Ah, I see. There is no program called 'upstart'. Instead, /sbin/init
start the upstart way instead of the sysV way.
Post by Flavio daCostaSpend some time to go through the site, there are some decent docs on
there. (A while back some of the examples didn't work as advertised but
I think it's stabilized now.) Also some nice explanations/examples in
the authors blog: http://www.netsplit.com/
So the first three section of 'man boot' still hold. What's not clear
is what happens next.

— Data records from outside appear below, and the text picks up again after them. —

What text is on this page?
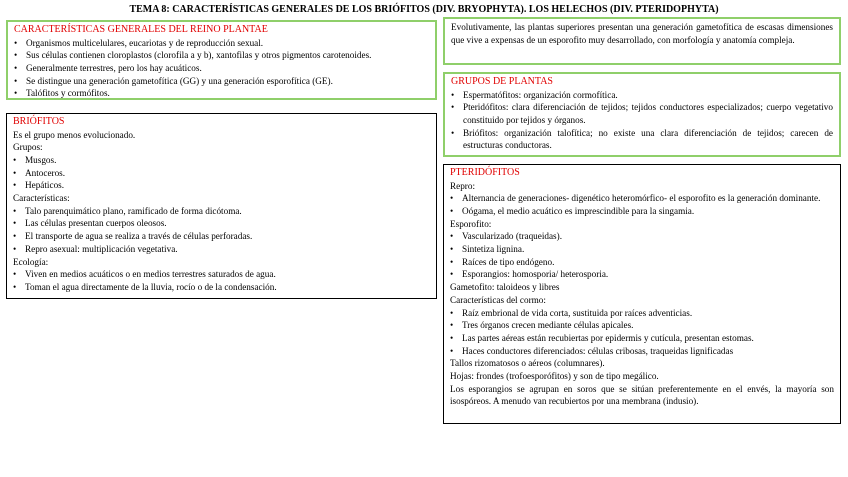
TEMA 8: CARACTERÍSTICAS GENERALES DE LOS BRIÓFITOS (DIV. BRYOPHYTA). LOS HELECHOS (DIV. PTERIDOPHYTA)
CARACTERÍSTICAS GENERALES DEL REINO PLANTAE
• Organismos multicelulares, eucariotas y de reproducción sexual.
• Sus células contienen cloroplastos (clorofila a y b), xantofilas y otros pigmentos carotenoides.
• Generalmente terrestres, pero los hay acuáticos.
• Se distingue una generación gametofítica (GG) y una generación esporofítica (GE).
• Talófitos y cormófitos.

Evolutivamente, las plantas superiores presentan una generación gametofítica de escasas dimensiones que vive a expensas de un esporofito muy desarrollado, con morfología y anatomía compleja.

GRUPOS DE PLANTAS
• Espermatófitos: organización cormofítica.
• Pteridófitos: clara diferenciación de tejidos; tejidos conductores especializados; cuerpo vegetativo constituido por tejidos y órganos.
• Briófitos: organización talofítica; no existe una clara diferenciación de tejidos; carecen de estructuras conductoras.
BRIÓFITOS

Es el grupo menos evolucionado.

Grupos:

• Musgos.
• Antoceros.
• Hepáticos.

Características:

• Talo parenquimático plano, ramificado de forma dicótoma.
• Las células presentan cuerpos oleosos.
• El transporte de agua se realiza a través de células perforadas.
• Repro asexual: multiplicación vegetativa.

Ecología:

• Viven en medios acuáticos o en medios terrestres saturados de agua.
• Toman el agua directamente de la lluvia, rocío o de la condensación.
PTERIDÓFITOS

Repro:

• Alternancia de generaciones- digenético heteromórfico- el esporofito es la generación dominante.
• Oógama, el medio acuático es imprescindible para la singamia.

Esporofito:

• Vascularizado (traqueidas).
• Sintetiza lignina.
• Raíces de tipo endógeno.
• Esporangios: homosporia/ heterosporia.

Gametofito: taloideos y libres

Características del cormo:

• Raíz embrional de vida corta, sustituida por raíces adventicias.
• Tres órganos crecen mediante células apicales.
• Las partes aéreas están recubiertas por epidermis y cutícula, presentan estomas.
• Haces conductores diferenciados: células cribosas, traqueidas lignificadas

Tallos rizomatosos o aéreos (columnares).

Hojas: frondes (trofoesporófitos) y son de tipo megálico.

Los esporangios se agrupan en soros que se sitúan preferentemente en el envés, la mayoría son isospóreos. A menudo van recubiertos por una membrana (indusio).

Here's an excerpt from 'man boot':
<quote>
init and inittab
When init starts it reads /etc/inittab for further instructions.
This file defines what should be run in different run-levels.
This gives the system administrator an easy management scheme,
where each run-level is associated with a set of services (e.g: S is
single-user, on 2 most network services start, etc.). The
administrator may change the current run-level via init(8) and query
the current run-level via runlevel(8).
However, since it is not convenient to manage individual
services by editing this file, inittab only bootstraps a set of
scripts that actuallystart/stop the individual services.
</quote>
That section of the man page seems to differ from what actually
happens using upstart. For example, there is no more /etc/inittab.
Yet, there still seems remain something of the concept of runlevels.
That is, I can type the command 'runlevel' and get an answer. I can
also change runlevels with 'telinit', e.g. 'telinit 6' to reboot. And
I can still modify how scripts start and stop by changing the symlinks
in /etc/rc?.d/ directories.
What I have not been able to do is temporarily change my runlevel at
startup. That is, in the past I could boot into runlevel 5 by simply
adding a 5 to the end of a grub kernel line. That doesn't work. For
example,
$ cat /proc/cmdline
root=UUID=538f72a2-fbc0-454f-a058-32d1a0cae8b3 ro 5
$ runlevel
N 2
As the runlevel command shows, Ubuntu still booted into runlevel 2.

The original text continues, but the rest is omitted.